14ème législature

Question N° 100148
de Mme Martine Lignières-Cassou (Socialiste, écologiste et républicain - Pyrénées-Atlantiques )
Question écrite
Ministère interrogé > Familles, enfance et droits des femmes
Ministère attributaire > Familles, enfance et droits des femmes

Rubrique > famille

Titre > adoption

Analyse > adoption internationale. perspectives.

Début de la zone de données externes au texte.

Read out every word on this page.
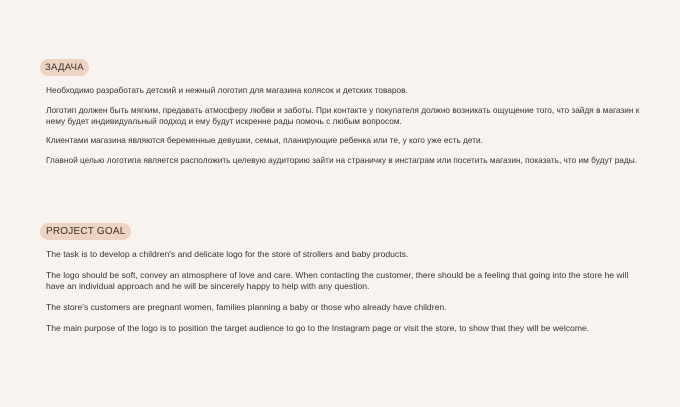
ЗАДАЧА

Необходимо разработать детский и нежный логотип для магазина колясок и детских товаров.

Логотип должен быть мягким, предавать атмосферу любви и заботы. При контакте у покупателя должно возникать ощущение того, что зайдя в магазин к нему будет индивидуальный подход и ему будут искренне рады помочь с любым вопросом.

Клиентами магазина являются беременные девушки, семьи, планирующие ребенка или те, у кого уже есть дети.

Главной целью логотипа является расположить целевую аудиторию зайти на страничку в инстаграм или посетить магазин, показать, что им будут рады.

PROJECT GOAL

The task is to develop a children's and delicate logo for the store of strollers and baby products.

The logo should be soft, convey an atmosphere of love and care. When contacting the customer, there should be a feeling that going into the store he will have an individual approach and he will be sincerely happy to help with any question.

The store's customers are pregnant women, families planning a baby or those who already have children.

The main purpose of the logo is to position the target audience to go to the Instagram page or visit the store, to show that they will be welcome.
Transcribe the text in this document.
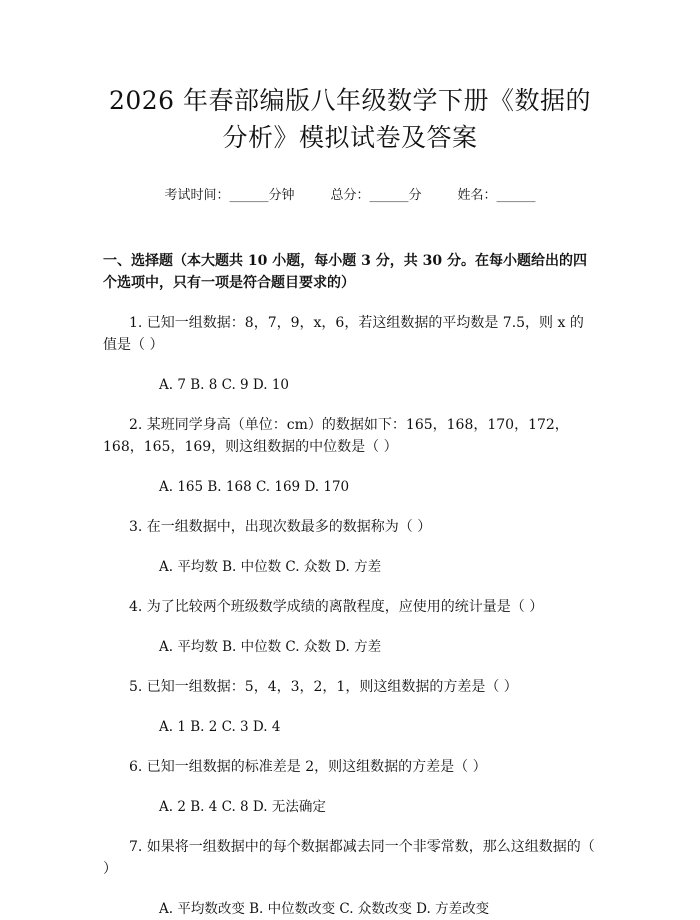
2026 年春部编版八年级数学下册《数据的分析》模拟试卷及答案
考试时间：______分钟	总分：______分	姓名：______
一、选择题（本大题共 10 小题，每小题 3 分，共 30 分。在每小题给出的四个选项中，只有一项是符合题目要求的）
1. 已知一组数据：8，7，9，x，6，若这组数据的平均数是 7.5，则 x 的值是（ ）
A. 7 B. 8 C. 9 D. 10
2. 某班同学身高（单位：cm）的数据如下：165，168，170，172，168，165，169，则这组数据的中位数是（ ）
A. 165 B. 168 C. 169 D. 170
3. 在一组数据中，出现次数最多的数据称为（ ）
A. 平均数 B. 中位数 C. 众数 D. 方差
4. 为了比较两个班级数学成绩的离散程度，应使用的统计量是（ ）
A. 平均数 B. 中位数 C. 众数 D. 方差
5. 已知一组数据：5，4，3，2，1，则这组数据的方差是（ ）
A. 1 B. 2 C. 3 D. 4
6. 已知一组数据的标准差是 2，则这组数据的方差是（ ）
A. 2 B. 4 C. 8 D. 无法确定
7. 如果将一组数据中的每个数据都减去同一个非零常数，那么这组数据的（ ）
A. 平均数改变 B. 中位数改变 C. 众数改变 D. 方差改变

Question publiée au JO le : 25/10/2016 page : 8811
Réponse publiée au JO le : 21/02/2017 page : 1513
Date de changement d'attribution: 07/12/2016

Texte de la question

Mme Martine Lignières-Cassou attire l'attention de Mme la ministre des familles, de l'enfance et des droits des femmes sur le projet de rapprochement de l'agence française de l'adoption (AFA) et le groupement d'intérêt public de l'enfance en danger (GIPED). La première de ces structures, l'AFA, se consacre à l'adoption internationale et la deuxième, le GIPED, gère le service national d'accueil téléphonique d'enfance en danger et l'observatoire national de protection de l'enfance. Par la fusion de ces deux groupements d'intérêt public en une seule entité qui siègera au sein du nouveau conseil national de protection à l'enfance (CNPE), le Gouvernement a la volonté de mieux répondre aux besoins des enfants, mieux accompagner les postulants et mieux les informer. Par ailleurs, il souhaite dynamiser le fonctionnement de l'AFA. Bien que les objectifs de cette fusion soient pertinents, des inquiétudes sont soulevées par des organismes agréés pour l'adoption concernant les conséquences de la disparition juridique de l'AFA, craignant notamment la suspension voire l'annulation des procédures d'adoption internationale dans lesquelles l'AFA est engagée. L'AFA est en effet habilitée par la France à être l'intermédiaire entre les familles candidates à l'accueil d'un enfant (et leurs associations) et les pays d'origine des enfants. Elle est donc accréditée par ces pays dont elle devient l'interlocuteur unique. La création d'une nouvelle entité nécessitera l'instauration de nouvelles accréditations, un processus qui peut prendre des semaines, voire ne pas aboutir puisqu'il repose sur un important travail de mise en confiance avec le pays concerné. Les procédures d'adoption en cours pourraient alors en pâtir. Elle souhaite donc connaître la position du Gouvernement sur le sujet et les mesures qu'il entend prendre pour s'assurer que les missions de l'AFA puissent être menées à leur terme avant la création effective de cette nouvelle entité publique.

Texte de la réponse

Le projet de regroupement entre le groupement d'intérêt public (GIP) « Enfance en Danger » (GIPED) et l'agence française de l'adoption (GIP - AFA) a été retenu à la suite du rapport de la Cour des comptes de 2014 sur l'AFA et annoncé dans le projet annuel de performance du projet de loi de finances 2015. Ces deux GIP ont un même objet : la recherche du meilleur intérêt de l'enfant. La loi du 14 mars 2016 a également rappelé que l'adoption était une mesure de protection de l'enfance. L'objectif de créer un opérateur unique pour la protection de l'enfance, au service des départements et de l'Etat, est essentiel dans le cadre de la réforme de la protection de l'enfance, matérialisée par la loi relative à la protection de l'enfant du 14 mars 2016 et la feuille de route pour la protection de l'enfance 2015-2017. Recommandé par les inspections générales des affaires sociales et des affaires étrangères, ce regroupement doit être l'occasion de créer un outil à la bonne dimension qui assure la continuité de l'action actuellement menée par les deux structures et favorise la coordination des interventions, vis-à-vis et avec les départements. Il doit permettre également une rationalisation des moyens. Les missions actuelles de l'AFA n'ont à aucun moment été remises en cause. La ministre des familles, de l'enfance et des droits des femmes a précisé qu'il ne sera rien fait qui puisse inquiéter les familles et mettre en cause les procédures d'adoption en cours à l'international. Dans l'attente d'un vecteur législatif permettant un regroupement effectif des deux GIP, le Gouvernement travaille à l'élaboration de modalités de rapprochement conventionnelles.